Ryanair a enregistré un bénéfice net de 1,72 milliard d'euros au deuxième trimestre de cet exercice fiscal, soit une augmentation de 20% par rapport à la même période l'année dernière. Cette hausse du bénéfice s'explique par l'augmentation du prix des billets. La compagnie aérienne low-cost irlandaise prévoit également une croissance du nombre de passagers plus rapide que prévu cette année.
Ryanair, la plus grande compagnie aérienne européenne en termes de nombre de passagers, a été contrainte de baisser ses prix un an plus tôt afin de remplir ses vols. Mais la société “ a entièrement compensé la baisse des tarifs enregistrée au cours du deuxième trimestre de l'année dernière ”, selon son PDG Michael O'Leary.
Au premier trimestre, Ryanair a déjà réalisé un bénéfice net de 820 millions d'euros. Après six mois d'activité, la compagnie a atteint un bénéfice net de 2,54 milliards d'euros. Ryanair déclare “ s'attendre à une croissance raisonnable de son bénéfice net pour l'exercice 2026 ”, mais prévient que cela dépendra fortement des réservations pour les vacances.
Près de 100 millions de passagers supplémentaires d'ici 2034
Néanmoins, Ryanair revoit à la hausse ses prévisions de trafic pour l'ensemble de l'année 2026, en partie grâce à des livraisons plus tôt que prévu de Avion Boeing 737 MAX – Elle compte désormais 204 appareils MAX dans sa flotte de 641 appareils. Elle prévoit de transporter jusqu'à 207 millions de passagers, soit une augmentation de 31 TP3T par rapport aux 206 millions prévus précédemment. La compagnie vise à atteindre les 300 millions de passagers d'ici 2034.
‘ L'UE échoue en matière de compétitivité ’
Ryanair a également fait pression sur les gouvernements de plusieurs pays européens ces derniers mois en réduisant ses vols vers ces destinations. Elle a agi ainsi en réponse aux taxes excessives imposées au secteur.
O'Leary préfère “ les régions et les aéroports qui réduisent nos taxes et encouragent la croissance du trafic, tels que la Suède, la Slovaquie, l'Italie, l'Albanie et le Maroc ”, au détriment des “ marchés coûteux et peu compétitifs tels que l'Allemagne, l'Autriche et les liaisons régionales en Espagne ”.”

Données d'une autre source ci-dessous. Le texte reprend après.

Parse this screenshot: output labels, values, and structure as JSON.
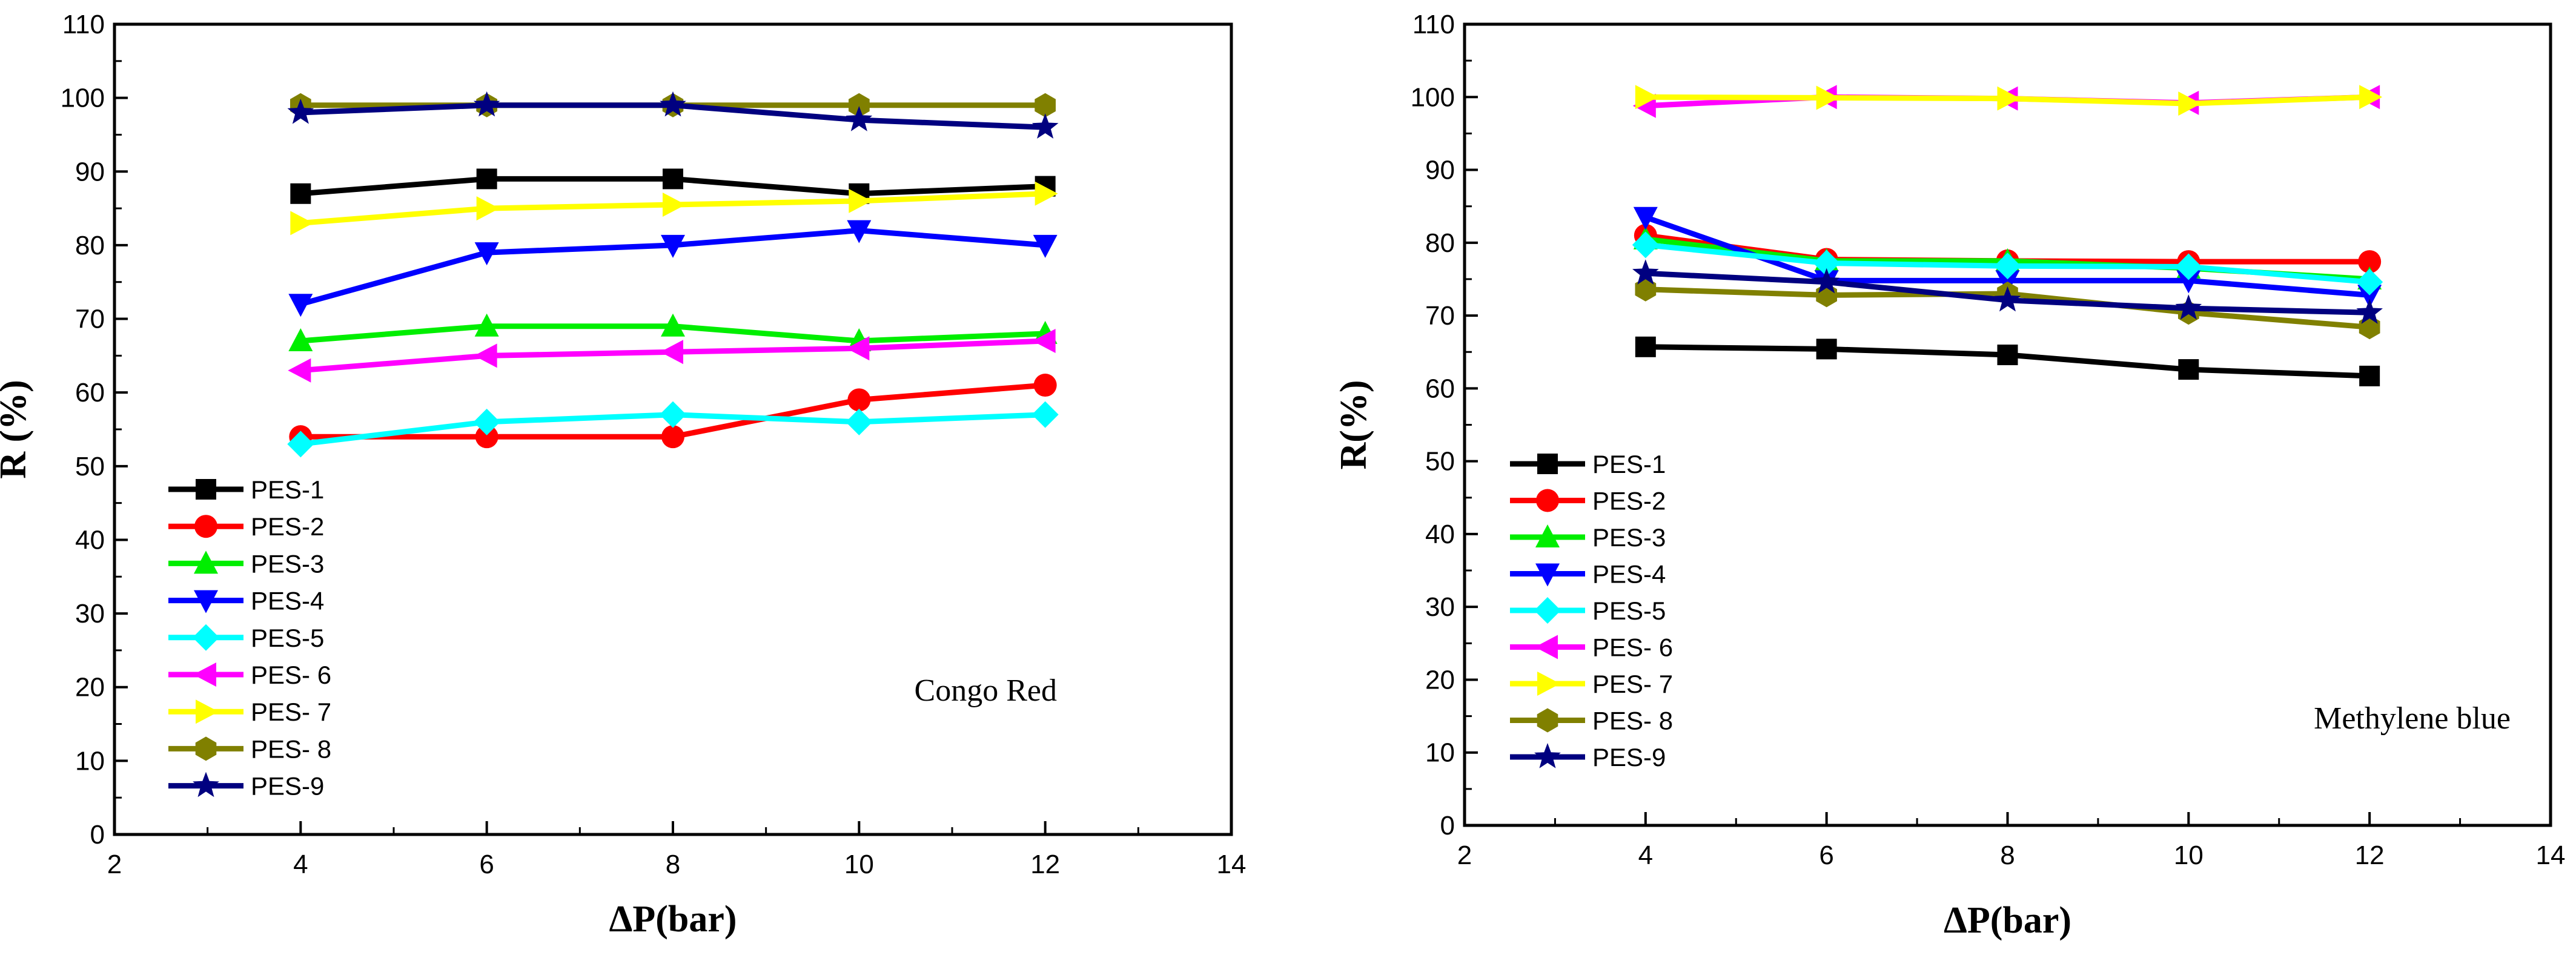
{
  "chart_data": [
    {
      "type": "line",
      "annotation": "Congo Red",
      "xlabel": "ΔP(bar)",
      "ylabel": "R (%)",
      "xlim": [
        2,
        14
      ],
      "ylim": [
        0,
        110
      ],
      "x_ticks": [
        "2",
        "4",
        "6",
        "8",
        "10",
        "12",
        "14"
      ],
      "y_ticks": [
        "0",
        "10",
        "20",
        "30",
        "40",
        "50",
        "60",
        "70",
        "80",
        "90",
        "100",
        "110"
      ],
      "x": [
        4,
        6,
        8,
        10,
        12
      ],
      "legend_position": "lower-left",
      "series": [
        {
          "name": "PES-1",
          "values": [
            87,
            89,
            89,
            87,
            88
          ],
          "color": "#000000",
          "marker": "square"
        },
        {
          "name": "PES-2",
          "values": [
            54,
            54,
            54,
            59,
            61
          ],
          "color": "#ff0000",
          "marker": "circle"
        },
        {
          "name": "PES-3",
          "values": [
            67,
            69,
            69,
            67,
            68
          ],
          "color": "#00ee00",
          "marker": "triangle-up"
        },
        {
          "name": "PES-4",
          "values": [
            72,
            79,
            80,
            82,
            80
          ],
          "color": "#0000ff",
          "marker": "triangle-down"
        },
        {
          "name": "PES-5",
          "values": [
            53,
            56,
            57,
            56,
            57
          ],
          "color": "#00ffff",
          "marker": "diamond"
        },
        {
          "name": "PES- 6",
          "values": [
            63,
            65,
            65.5,
            66,
            67
          ],
          "color": "#ff00ff",
          "marker": "triangle-left"
        },
        {
          "name": "PES- 7",
          "values": [
            83,
            85,
            85.5,
            86,
            87
          ],
          "color": "#ffff00",
          "marker": "triangle-right"
        },
        {
          "name": "PES- 8",
          "values": [
            99,
            99,
            99,
            99,
            99
          ],
          "color": "#808000",
          "marker": "hexagon"
        },
        {
          "name": "PES-9",
          "values": [
            98,
            99,
            99,
            97,
            96
          ],
          "color": "#000080",
          "marker": "star"
        }
      ]
    },
    {
      "type": "line",
      "annotation": "Methylene blue",
      "xlabel": "ΔP(bar)",
      "ylabel": "R(%)",
      "xlim": [
        2,
        14
      ],
      "ylim": [
        0,
        110
      ],
      "x_ticks": [
        "2",
        "4",
        "6",
        "8",
        "10",
        "12",
        "14"
      ],
      "y_ticks": [
        "0",
        "10",
        "20",
        "30",
        "40",
        "50",
        "60",
        "70",
        "80",
        "90",
        "100",
        "110"
      ],
      "x": [
        4,
        6,
        8,
        10,
        12
      ],
      "legend_position": "lower-left",
      "series": [
        {
          "name": "PES-1",
          "values": [
            65.7,
            65.4,
            64.6,
            62.6,
            61.7
          ],
          "color": "#000000",
          "marker": "square"
        },
        {
          "name": "PES-2",
          "values": [
            81,
            77.7,
            77.5,
            77.4,
            77.4
          ],
          "color": "#ff0000",
          "marker": "circle"
        },
        {
          "name": "PES-3",
          "values": [
            80.5,
            77.5,
            77.5,
            76.5,
            75
          ],
          "color": "#00ee00",
          "marker": "triangle-up"
        },
        {
          "name": "PES-4",
          "values": [
            83.5,
            74.8,
            74.8,
            74.8,
            72.8
          ],
          "color": "#0000ff",
          "marker": "triangle-down"
        },
        {
          "name": "PES-5",
          "values": [
            79.7,
            77.2,
            76.8,
            76.7,
            74.6
          ],
          "color": "#00ffff",
          "marker": "diamond"
        },
        {
          "name": "PES- 6",
          "values": [
            98.8,
            100,
            99.8,
            99.2,
            100
          ],
          "color": "#ff00ff",
          "marker": "triangle-left"
        },
        {
          "name": "PES- 7",
          "values": [
            100,
            99.9,
            99.8,
            99.1,
            100
          ],
          "color": "#ffff00",
          "marker": "triangle-right"
        },
        {
          "name": "PES- 8",
          "values": [
            73.6,
            72.8,
            73,
            70.4,
            68.4
          ],
          "color": "#808000",
          "marker": "hexagon"
        },
        {
          "name": "PES-9",
          "values": [
            75.8,
            74.6,
            72.1,
            71,
            70.4
          ],
          "color": "#000080",
          "marker": "star"
        }
      ]
    }
  ]
}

La Belgique n'est pas mentionnée, mais la compagnie possède l'une de ses bases les plus importantes sur le continent européen à Charleroi, avec plus de 80 destinations.
À l'aéroport de Bruxelles-Sud Charleroi, les coûts d'atterrissage et de manutention sont beaucoup plus bas qu'à l'aéroport de Bruxelles grâce aux subventions et aux conditions favorables accordées à Ryanair. Selon certaines sources, les coûts aéroportuaires — y compris les redevances d'atterrissage, les taxes passagers, les frais de manutention et les coûts de navigation — sont jusqu'à 50% moins élevés à Charleroi qu'à Zaventem.
Le gouvernement wallon est propriétaire de l'aéroport par l'intermédiaire de la SOWAER. Cependant, aucune croissance réelle n'est possible tant que les investissements prévus dans le cadre du plan précédent, qui vise à faire passer le nombre de passagers de 10,5 millions à 16 millions d'ici 2041, ne sont pas réalisés.